Some over-the-counter medicines help relieve rash symptoms, such as pain and itching. These include:

  • Hydrocortisone creams, such as Cortizone-10
  • Calamine lotion
  • Antihistamine tablets, such as Benadryl.
  • Applying topical over the counter (OTC) skin protectants, such as zinc acetate, zinc carbonate, zinc oxide, and calamine dry the oozing and weeping of poison ivy, poison oak, and poison sumac. Protectants such as baking soda or colloidal oatmeal relieve minor irritation and itching. Aluminum acetate is an astringent that relieves rash.

Oatmeal baths and wet compresses can help reduce symptoms as well.

If you have a serious reaction, you will likely need prescription medicine. Your doctor may prescribe a steroid ointment that you can apply to the skin. To treat a severe case, a strong medicine like prednisone may be necessary.

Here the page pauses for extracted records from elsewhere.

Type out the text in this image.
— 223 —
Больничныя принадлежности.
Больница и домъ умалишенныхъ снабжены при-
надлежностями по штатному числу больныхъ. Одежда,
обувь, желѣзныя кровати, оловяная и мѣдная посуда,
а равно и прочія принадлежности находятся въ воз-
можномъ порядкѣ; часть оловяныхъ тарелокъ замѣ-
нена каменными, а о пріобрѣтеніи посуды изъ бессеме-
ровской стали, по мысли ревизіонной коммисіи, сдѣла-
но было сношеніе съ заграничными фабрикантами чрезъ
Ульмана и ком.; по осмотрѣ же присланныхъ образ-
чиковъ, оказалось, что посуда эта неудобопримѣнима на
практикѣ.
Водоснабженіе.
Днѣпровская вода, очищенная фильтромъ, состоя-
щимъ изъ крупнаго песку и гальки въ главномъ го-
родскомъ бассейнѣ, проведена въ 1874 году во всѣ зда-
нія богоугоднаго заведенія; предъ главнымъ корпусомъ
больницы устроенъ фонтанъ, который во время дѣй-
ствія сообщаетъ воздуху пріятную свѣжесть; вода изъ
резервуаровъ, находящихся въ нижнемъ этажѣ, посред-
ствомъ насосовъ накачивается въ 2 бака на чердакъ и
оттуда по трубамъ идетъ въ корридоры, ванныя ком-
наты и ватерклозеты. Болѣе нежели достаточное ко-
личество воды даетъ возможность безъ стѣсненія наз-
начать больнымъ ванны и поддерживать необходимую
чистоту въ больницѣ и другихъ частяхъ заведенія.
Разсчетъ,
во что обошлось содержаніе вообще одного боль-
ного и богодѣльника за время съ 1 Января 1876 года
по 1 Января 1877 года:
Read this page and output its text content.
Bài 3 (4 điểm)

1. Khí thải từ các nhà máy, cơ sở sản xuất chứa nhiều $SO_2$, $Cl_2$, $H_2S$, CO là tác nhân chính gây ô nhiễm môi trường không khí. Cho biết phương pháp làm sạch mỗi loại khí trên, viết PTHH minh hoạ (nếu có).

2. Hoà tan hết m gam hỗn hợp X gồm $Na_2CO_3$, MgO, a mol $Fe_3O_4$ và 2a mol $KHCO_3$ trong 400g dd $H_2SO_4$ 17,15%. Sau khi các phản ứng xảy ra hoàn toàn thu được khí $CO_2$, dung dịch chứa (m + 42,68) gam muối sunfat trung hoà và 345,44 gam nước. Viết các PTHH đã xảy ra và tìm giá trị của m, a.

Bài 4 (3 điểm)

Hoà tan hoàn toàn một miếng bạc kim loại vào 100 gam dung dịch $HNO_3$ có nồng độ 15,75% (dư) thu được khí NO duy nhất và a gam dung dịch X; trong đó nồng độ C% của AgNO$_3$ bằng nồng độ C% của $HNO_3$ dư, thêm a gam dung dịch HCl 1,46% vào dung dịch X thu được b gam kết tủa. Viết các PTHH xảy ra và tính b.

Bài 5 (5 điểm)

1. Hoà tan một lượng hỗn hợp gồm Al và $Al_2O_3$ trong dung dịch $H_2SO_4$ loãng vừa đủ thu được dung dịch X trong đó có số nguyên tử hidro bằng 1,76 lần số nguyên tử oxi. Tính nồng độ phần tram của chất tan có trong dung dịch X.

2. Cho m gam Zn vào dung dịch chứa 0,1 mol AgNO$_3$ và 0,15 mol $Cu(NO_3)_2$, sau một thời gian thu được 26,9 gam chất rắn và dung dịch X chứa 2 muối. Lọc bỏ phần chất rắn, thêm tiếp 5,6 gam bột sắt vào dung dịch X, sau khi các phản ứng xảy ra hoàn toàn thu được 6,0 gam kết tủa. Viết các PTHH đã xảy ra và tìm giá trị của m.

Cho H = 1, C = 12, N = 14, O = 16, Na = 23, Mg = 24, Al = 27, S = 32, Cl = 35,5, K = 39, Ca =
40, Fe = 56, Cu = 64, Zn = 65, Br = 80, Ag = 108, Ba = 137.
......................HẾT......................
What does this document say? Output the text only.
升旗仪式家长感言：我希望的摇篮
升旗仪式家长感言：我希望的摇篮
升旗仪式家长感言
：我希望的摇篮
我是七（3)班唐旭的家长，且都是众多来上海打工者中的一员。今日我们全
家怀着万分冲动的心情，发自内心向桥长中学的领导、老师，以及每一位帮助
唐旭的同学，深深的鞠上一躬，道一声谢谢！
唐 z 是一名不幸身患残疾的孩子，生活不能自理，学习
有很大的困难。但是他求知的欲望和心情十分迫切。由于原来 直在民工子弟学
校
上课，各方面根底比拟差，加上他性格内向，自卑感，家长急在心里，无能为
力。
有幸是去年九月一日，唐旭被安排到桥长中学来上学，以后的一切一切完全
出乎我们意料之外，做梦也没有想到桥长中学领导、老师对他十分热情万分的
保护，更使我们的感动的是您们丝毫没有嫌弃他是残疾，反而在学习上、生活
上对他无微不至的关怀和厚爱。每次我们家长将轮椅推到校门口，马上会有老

If you have an infection, your doctor may prescribe an antibiotic. You likely have an infection if you develop a fever or have pus, pain, swelling, and warmth around the rash.

If you are not sure what caused your rash, you should see a doctor or a dermatologist. Rashes appear on the skin for many reasons.

Your doctor may prescribe:

  • In severe cases involving large body areas, a 14–20 day course of oral steroids (prednisone).
  • In cases with more limited skin involvement, medium- to high-potency topical steroids may be used to treat the trunk and extremities, while low-potency topical steroids may be prescribed to treat the face and skin fold areas.
  • Oral antihistamines may be prescribed for itching.
  • Topical or oral antibiotics may be needed if an infection is suspected.